Home Ownership: The One Obstacle Many Homebuyers Face

Monopoly houses on top of dollar bills

Home down payment | Christopher Furlong/Getty Images

What is your top financial goal in the next couple of years? Is it buying a new car? Paying for your child’s college education? Many people dream of owning a home and living the American Dream. It’s exciting to imagine the neighborhood you’ll live in and what kind of house you’ll buy. However, your plans may have been put on hold due to difficulty coming up with the down payment. The down payment is often where home ownership plans come to a screeching halt.

A Nerd Wallet study of more than 2,000 U.S. adults found that saving up enough cash to put down on a home is the top obstacle faced among those looking to make a purchase. Another hurdle was affordability. Houses are becoming increasingly unaffordable as home prices continue to rise, and homebuyers are feeling the pinch. The median price of an existing single family home sold in June 2016 was $249,800, up from $240,300 the month before. Rising housing prices can be partly seen in the slight dip in existing home sales, and the home ownership rate is at its lowest level since the 1960s. Both couples and singles dealt with similar challenges when it came to purchasing a home.
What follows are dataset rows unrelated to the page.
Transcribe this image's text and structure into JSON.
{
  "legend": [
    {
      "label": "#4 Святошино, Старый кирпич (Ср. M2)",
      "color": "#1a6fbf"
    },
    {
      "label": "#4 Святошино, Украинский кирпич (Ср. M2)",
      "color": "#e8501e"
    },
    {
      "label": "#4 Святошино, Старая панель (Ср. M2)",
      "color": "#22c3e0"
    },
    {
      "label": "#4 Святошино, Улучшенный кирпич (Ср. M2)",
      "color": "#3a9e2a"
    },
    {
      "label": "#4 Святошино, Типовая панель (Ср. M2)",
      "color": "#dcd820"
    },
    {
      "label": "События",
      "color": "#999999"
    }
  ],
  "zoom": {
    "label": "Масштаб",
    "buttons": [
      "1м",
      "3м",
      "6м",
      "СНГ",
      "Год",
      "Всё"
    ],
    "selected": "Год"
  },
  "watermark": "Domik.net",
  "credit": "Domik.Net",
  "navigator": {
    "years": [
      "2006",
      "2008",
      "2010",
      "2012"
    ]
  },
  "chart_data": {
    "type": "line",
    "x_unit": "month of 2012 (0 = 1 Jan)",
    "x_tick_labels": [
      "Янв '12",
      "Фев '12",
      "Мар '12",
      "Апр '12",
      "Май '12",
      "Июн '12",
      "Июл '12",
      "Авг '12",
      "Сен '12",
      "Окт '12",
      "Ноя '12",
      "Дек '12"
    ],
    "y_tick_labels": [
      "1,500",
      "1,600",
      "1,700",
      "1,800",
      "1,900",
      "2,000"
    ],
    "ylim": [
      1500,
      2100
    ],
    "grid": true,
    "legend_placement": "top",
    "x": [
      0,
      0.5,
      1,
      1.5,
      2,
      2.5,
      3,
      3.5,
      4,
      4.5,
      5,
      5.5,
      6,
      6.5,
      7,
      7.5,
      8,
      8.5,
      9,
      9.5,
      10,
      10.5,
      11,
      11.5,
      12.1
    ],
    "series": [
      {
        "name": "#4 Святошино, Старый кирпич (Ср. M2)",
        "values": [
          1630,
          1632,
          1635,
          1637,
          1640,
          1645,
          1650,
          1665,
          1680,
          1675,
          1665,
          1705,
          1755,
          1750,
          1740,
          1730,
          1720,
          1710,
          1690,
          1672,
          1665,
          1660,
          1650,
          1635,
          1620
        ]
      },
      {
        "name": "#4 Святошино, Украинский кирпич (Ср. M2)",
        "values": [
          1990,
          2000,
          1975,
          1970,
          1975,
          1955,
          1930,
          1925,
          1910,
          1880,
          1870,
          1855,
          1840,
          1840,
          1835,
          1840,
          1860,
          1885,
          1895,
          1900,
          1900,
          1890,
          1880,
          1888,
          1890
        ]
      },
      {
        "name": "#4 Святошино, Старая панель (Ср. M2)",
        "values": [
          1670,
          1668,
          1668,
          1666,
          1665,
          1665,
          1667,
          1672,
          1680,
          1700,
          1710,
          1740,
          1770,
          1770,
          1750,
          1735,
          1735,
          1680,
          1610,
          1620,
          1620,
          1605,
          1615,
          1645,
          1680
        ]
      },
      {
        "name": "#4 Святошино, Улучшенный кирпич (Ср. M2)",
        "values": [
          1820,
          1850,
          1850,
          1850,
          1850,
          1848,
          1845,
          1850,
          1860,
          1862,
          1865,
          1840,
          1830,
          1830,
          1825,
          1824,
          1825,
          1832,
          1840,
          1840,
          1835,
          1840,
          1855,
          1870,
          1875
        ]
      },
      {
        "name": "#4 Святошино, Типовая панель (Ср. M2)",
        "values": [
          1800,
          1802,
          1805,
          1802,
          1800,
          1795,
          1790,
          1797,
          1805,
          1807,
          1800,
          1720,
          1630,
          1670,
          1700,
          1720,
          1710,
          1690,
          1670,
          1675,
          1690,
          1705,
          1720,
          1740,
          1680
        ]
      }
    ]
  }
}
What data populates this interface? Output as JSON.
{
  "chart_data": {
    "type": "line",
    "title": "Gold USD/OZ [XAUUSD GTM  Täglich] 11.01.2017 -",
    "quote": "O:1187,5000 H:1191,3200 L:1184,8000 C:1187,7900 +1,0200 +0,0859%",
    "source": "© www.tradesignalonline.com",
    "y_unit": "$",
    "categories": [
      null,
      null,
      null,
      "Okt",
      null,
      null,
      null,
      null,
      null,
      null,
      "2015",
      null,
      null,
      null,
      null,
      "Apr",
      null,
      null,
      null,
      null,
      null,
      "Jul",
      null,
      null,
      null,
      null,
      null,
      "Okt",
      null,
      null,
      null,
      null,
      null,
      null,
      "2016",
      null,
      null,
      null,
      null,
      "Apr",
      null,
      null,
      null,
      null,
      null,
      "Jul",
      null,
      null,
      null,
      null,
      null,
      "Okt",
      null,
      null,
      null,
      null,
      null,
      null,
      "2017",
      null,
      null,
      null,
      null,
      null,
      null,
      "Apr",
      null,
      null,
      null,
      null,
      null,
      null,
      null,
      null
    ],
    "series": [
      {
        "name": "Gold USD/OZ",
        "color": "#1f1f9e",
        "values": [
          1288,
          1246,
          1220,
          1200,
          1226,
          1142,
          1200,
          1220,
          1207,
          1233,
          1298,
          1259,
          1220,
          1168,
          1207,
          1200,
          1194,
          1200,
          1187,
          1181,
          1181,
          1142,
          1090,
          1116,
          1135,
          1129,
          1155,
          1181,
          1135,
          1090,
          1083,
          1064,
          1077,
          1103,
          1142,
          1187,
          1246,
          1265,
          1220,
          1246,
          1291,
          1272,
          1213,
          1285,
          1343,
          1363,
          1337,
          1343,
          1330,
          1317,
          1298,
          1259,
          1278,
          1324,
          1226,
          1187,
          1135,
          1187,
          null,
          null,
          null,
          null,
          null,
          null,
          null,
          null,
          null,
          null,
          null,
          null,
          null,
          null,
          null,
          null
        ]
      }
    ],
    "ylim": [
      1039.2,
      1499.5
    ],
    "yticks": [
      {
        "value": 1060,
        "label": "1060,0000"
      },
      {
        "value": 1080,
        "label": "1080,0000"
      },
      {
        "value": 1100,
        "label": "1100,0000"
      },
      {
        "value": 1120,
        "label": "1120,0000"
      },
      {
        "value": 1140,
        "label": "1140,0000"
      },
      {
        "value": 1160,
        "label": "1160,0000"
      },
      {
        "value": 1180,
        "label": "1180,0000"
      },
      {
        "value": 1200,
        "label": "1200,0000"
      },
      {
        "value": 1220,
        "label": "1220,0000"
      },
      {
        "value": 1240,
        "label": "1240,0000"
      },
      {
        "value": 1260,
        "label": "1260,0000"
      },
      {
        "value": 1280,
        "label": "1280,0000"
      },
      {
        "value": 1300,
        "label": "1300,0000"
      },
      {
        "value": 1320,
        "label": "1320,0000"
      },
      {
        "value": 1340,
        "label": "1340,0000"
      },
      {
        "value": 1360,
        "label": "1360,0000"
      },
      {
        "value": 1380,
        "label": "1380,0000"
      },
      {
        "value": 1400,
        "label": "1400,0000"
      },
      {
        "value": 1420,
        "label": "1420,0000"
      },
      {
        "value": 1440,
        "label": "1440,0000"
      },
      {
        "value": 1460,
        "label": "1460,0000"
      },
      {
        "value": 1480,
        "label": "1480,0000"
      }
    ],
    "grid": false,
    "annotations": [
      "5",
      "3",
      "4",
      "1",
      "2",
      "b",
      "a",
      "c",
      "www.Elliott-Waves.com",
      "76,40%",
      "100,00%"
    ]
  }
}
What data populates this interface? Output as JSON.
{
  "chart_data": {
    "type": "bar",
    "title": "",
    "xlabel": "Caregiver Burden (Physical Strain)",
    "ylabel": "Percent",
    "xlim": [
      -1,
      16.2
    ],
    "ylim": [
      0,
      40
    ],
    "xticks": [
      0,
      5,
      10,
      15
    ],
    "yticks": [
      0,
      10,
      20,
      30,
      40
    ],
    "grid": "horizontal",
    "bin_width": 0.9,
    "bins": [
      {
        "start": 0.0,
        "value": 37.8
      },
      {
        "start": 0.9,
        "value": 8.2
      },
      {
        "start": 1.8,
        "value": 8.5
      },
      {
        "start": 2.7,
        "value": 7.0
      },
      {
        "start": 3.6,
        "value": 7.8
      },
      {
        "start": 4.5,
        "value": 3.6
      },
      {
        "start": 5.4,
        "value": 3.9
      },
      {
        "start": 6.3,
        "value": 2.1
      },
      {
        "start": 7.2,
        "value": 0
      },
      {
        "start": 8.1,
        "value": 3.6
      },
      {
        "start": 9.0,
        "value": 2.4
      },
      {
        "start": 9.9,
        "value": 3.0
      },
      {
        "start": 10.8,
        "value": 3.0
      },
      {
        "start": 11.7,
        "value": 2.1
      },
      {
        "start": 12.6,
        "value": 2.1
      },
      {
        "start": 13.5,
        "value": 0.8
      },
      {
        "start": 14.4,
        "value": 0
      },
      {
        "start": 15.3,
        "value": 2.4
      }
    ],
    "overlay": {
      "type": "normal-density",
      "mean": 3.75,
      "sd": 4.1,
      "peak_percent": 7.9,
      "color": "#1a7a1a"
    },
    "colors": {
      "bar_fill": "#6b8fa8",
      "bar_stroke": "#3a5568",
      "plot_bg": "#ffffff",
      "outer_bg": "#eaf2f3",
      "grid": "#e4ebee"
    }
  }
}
Here are some of Nerd Wallet’s key study findings.

Key findings

Small wooden house model in hand

House | iStock.com

  • Homebuyers saved an average of $1,078.50 each month for their down payment.
  • It took home owners an average of three years to save enough money for a down payment.
  • Roughly 42% of millennials saved on their own for a down payment while just 29% of millennials were able to do the same.
  • In situations where parents helped children with their down payment, 29% of adults in the Northeast and 17% of adults in the West contributed more of the down payment than their parents.
  • When it came to homeowners who purchased a home with a partner, 11% of women contributed all or more to the down payment than their partner.

Tips for saving for a down payment

Woman looking at change in jar

Woman looking at change | Thinkstock

Decide if it’s the right time to buy

Before you start the process of getting ready to purchase a home, make sure you’re ready. After you’ve saved up your down payment, how much will be left? Will you have enough to cover emergencies? Can you handle the mortgage payments? How much home can you realistically afford? Take the time to think and prepare.

Start early

As soon as you know you’d like to become a home owner and that you are ready to dive in, start saving your cash. It’s best to set up a savings account that is separate from your emergency savings. This way, you won’t be tempted to spend the cash, or accidentally spend your down payment, thinking you have more money than you really do.

Look for down payment assistance

Home ownership is within your reach. There are plenty of available programs that may be able to help you reach your goal. If you’re a first-time homebuyer you may qualify for down payment assistance. The U.S. Department of Housing and Urban Development has a state-by-state listing of homebuying assistance programs. Note, however, that certain requirements (such as income) must be met in order to qualify. Check out the state listings for more details.